Call for a Renewable Shift
Copeman and other environmental advocates are urging governments to accelerate the switch to renewable energy backed by storage. The federal government’s 82% renewables by 2030 target is a step forward, though it's facing pushback from conservative forces still clinging to coal.
Queensland’s Coal Gamble
Despite mounting evidence, the Queensland LNP government plans to extend the life of its state-owned coal stations. This includes potentially keeping Callide B open—even after an explosion at Callide C. Reliability Watch found Queensland’s coal plants to be the most unreliable, breaking down 78 times this summer alone.
New South Wales Also Hit
In NSW, 35% of the coal fleet was offline in November—leading to the highest wholesale electricity prices on the grid. Coal operators had only forecast 17% of capacity to be down, but the reality more than doubled expectations.
Yallourn: A Case Study in Decline
Victoria’s Yallourn station is another example. One of its units failed three times in seven weeks before a scheduled maintenance that ran nearly 20 days over. This trend of coal unreliability is becoming more common as infrastructure ages.
Worsening Every Year
The report states that unplanned breakdowns averaged 0.7 per day across the coal fleet, with 21 coal units offline for over 1,000 hours last summer. In both NSW and Queensland—states most reliant on coal—electricity prices were double or triple when coal availability dipped.
Batteries: More Reliable Than Coal
Battery storage proved more reliable than coal in NSW during November. High renewable energy generation consistently correlated with lower electricity prices. In contrast, coal’s unreliability is increasingly unsustainable.
Ageing Infrastructure and Higher Risks
A supporting report from Baringa found that 60% of coal capacity is over 40 years old, and availability drops from 81% to 65% after that point. During extreme power risk periods, coal availability has been 10–20% lower, particularly in NSW and Queensland.

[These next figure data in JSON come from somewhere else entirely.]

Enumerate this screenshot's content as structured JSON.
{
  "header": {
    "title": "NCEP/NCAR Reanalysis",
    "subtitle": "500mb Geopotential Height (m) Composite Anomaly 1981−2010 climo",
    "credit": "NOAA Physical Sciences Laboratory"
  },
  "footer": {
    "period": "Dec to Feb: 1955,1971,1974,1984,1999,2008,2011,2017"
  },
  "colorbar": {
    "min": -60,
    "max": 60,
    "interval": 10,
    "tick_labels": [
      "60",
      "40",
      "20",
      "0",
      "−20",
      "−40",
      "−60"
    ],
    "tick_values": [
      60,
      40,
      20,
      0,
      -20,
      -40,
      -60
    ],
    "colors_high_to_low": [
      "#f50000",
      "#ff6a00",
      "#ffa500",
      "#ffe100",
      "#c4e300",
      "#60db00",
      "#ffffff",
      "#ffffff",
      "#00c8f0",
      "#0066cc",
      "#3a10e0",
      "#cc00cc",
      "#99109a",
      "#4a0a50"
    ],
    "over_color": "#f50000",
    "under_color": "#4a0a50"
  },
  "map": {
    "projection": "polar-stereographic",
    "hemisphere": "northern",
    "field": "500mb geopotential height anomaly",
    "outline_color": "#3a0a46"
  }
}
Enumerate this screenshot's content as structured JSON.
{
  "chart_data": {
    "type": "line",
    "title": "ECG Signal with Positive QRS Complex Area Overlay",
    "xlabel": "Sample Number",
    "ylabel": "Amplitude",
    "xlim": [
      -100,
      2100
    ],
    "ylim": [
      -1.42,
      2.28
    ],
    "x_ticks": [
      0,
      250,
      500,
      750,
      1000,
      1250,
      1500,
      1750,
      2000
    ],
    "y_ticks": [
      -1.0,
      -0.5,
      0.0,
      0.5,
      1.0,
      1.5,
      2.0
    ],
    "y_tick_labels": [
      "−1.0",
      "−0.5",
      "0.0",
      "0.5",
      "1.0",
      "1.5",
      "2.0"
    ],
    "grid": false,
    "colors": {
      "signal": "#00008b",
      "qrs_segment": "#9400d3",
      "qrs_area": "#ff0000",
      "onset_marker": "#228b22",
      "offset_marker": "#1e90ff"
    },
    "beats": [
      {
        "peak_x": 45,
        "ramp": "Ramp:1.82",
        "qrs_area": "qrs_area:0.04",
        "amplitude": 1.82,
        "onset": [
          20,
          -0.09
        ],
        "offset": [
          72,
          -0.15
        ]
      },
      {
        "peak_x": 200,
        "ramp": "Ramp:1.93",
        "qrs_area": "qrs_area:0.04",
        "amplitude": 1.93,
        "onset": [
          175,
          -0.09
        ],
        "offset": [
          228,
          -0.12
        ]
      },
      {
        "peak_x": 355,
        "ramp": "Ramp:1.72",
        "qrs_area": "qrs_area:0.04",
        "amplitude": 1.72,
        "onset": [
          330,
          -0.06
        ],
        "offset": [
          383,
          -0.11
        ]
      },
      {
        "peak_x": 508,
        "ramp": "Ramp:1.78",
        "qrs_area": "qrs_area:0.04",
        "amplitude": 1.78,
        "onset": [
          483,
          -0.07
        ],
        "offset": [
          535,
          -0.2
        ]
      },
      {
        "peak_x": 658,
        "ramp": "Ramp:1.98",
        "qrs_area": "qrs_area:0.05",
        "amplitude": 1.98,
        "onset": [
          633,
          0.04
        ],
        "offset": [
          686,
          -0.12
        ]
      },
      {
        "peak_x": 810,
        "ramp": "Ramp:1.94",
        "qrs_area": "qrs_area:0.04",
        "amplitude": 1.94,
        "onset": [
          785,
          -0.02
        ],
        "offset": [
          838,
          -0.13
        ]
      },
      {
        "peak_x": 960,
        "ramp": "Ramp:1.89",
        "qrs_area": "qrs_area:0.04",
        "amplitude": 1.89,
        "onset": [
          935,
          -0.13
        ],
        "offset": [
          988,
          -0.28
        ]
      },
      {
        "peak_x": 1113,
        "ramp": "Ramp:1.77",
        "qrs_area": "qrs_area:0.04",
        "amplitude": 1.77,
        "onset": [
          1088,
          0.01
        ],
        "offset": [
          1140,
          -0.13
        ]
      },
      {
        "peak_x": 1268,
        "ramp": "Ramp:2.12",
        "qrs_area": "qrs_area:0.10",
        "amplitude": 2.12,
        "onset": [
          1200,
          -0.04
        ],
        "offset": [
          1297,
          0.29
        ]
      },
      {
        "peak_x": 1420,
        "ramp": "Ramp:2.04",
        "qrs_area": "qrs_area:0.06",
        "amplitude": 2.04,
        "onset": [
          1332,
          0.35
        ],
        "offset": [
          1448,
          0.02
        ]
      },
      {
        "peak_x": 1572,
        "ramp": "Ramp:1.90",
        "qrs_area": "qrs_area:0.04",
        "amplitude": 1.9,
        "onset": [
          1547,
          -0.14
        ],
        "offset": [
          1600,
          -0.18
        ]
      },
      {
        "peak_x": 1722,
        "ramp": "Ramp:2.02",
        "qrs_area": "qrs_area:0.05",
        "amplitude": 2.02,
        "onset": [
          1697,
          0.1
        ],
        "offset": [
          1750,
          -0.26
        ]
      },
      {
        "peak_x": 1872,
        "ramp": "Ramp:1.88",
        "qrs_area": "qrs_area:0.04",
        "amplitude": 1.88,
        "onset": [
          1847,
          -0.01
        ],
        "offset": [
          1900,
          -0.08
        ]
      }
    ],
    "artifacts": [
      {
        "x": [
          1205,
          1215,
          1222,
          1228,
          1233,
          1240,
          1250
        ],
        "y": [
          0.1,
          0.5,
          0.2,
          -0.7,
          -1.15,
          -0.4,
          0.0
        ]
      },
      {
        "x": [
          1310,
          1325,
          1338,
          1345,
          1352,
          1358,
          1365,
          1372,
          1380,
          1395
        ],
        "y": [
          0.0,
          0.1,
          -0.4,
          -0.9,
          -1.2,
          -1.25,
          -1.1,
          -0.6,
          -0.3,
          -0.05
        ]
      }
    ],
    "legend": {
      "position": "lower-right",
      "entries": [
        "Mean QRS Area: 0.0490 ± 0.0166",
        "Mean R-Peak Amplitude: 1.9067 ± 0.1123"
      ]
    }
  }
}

Extreme Heat, Higher Failures
Unplanned outages during hot months (Nov–March) were identified as major drivers of price spikes and blackout risks. Four of the most extreme price events in recent years were directly linked to coal failures, not renewables.
Batteries Are the Future
Today, batteries have overtaken coal as the grid’s most reliable source of “frequency services”—quick bursts of energy that balance supply and demand in real time. It’s a clear sign that the energy transition is not only necessary, but already underway.